On June 6, 1894 a motion picture was projected for the first time onto a screen for public viewing, as opposed to the private peep-show experience. The public was small, the family and friends of inventor Charles Francis Jenkins (1867-1934); the setting was the interior of a jewelry store in Richmond, Indiana; the event drew local attention but was eclipsed by breakthroughs the following year by the Lumiere brothers in Paris. Although the Frenchmen are sometimes credited with moving the movies out of the nickelodeon and into the cinema, Jenkins’ projection system became important after Thomas Edison, the father of America’s movie industry, purchased it. The Indiana entrepreneur has usually been relegated to footnotes ever since.
Donald G. Godfrey aims to give that man his own chapter in history. His biography, C. Francis Jenkins: Pioneer of Film and Television (University of Illinois Press), shows Jenkins tirelessly tinkering in the nascent fields of film and “radio pictures” (before the term “television” took hold). Just as Edison and the Lumieres eclipsed him in cinema, Philo T. Farnsworth is the name that clings to the pre-history of TV. Jenkins is usually referenced as that other guy. Why is he so overlooked?

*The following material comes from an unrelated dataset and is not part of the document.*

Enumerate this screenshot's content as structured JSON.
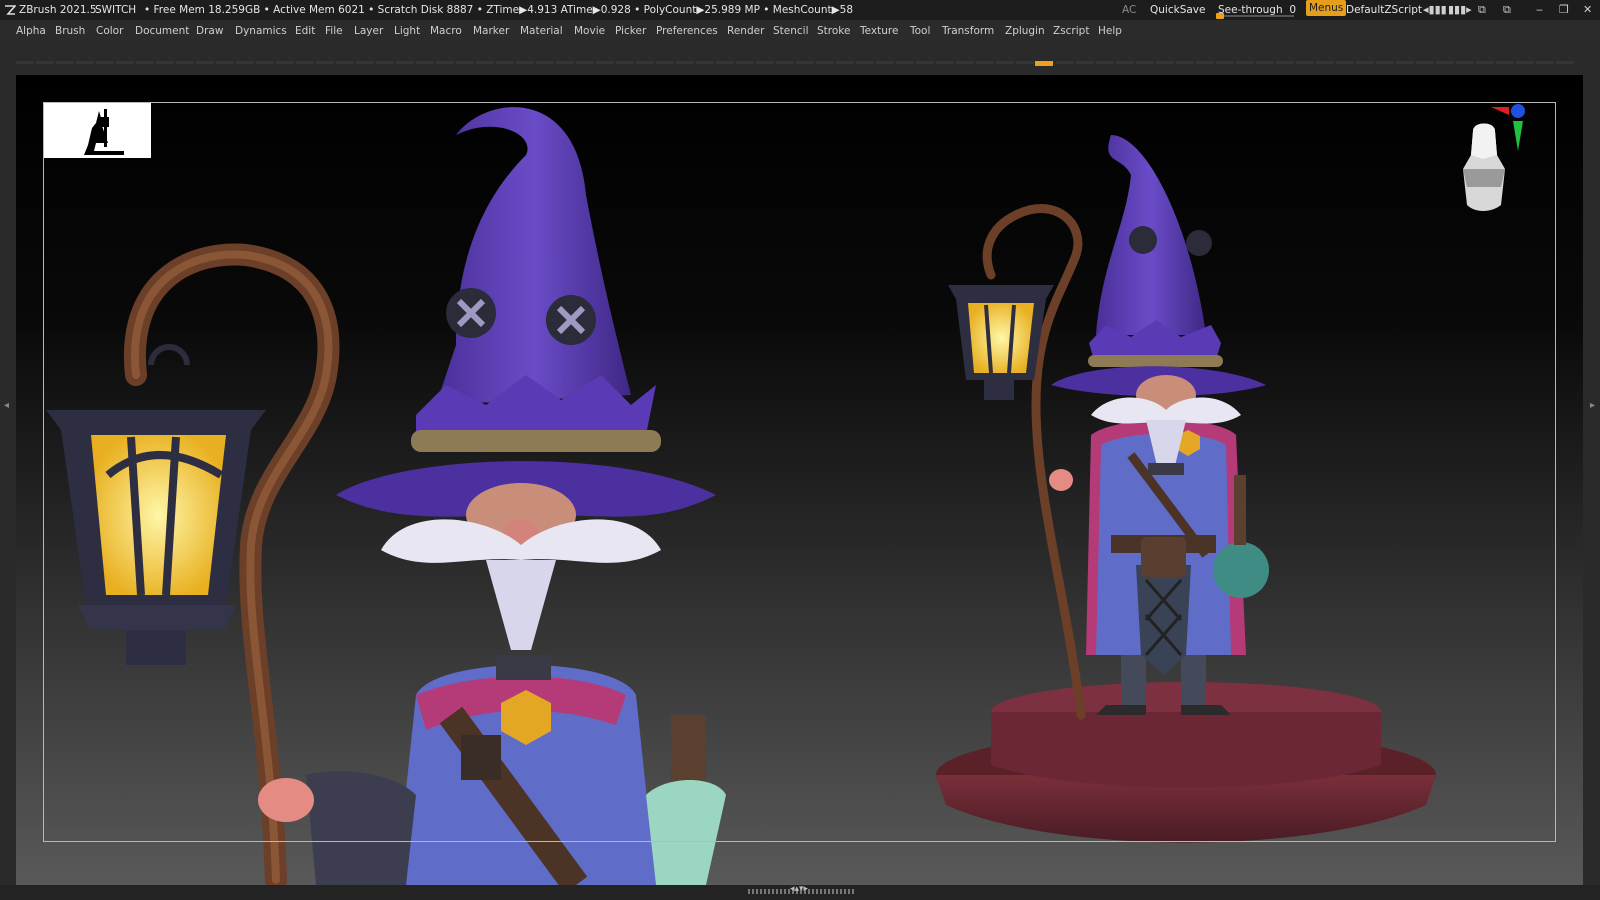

Godfrey never really answers the question, offering only that declining health and the Great Depression cut short his experiments in television, which began by transmitting still photos and silhouettes and wrestled with problems of low resolution. Dwelling often on technical matters, the picture that emerges from Godfrey’s biography is of a man never far from his slide rule and workbench. Jenkins was granted patents for bottle-filling machines and steam-generator flues, and new forms of ball bearings and paper packaging, as well as the machinery behind motion pictures. He may have been too busy to be a media celebrity or too eclectic for the historians. C. Francis Jenkins: American Inventor might have been more to the point, locating him amidst a generation of inventors who opened new worlds through mechanical aptitude and imagination.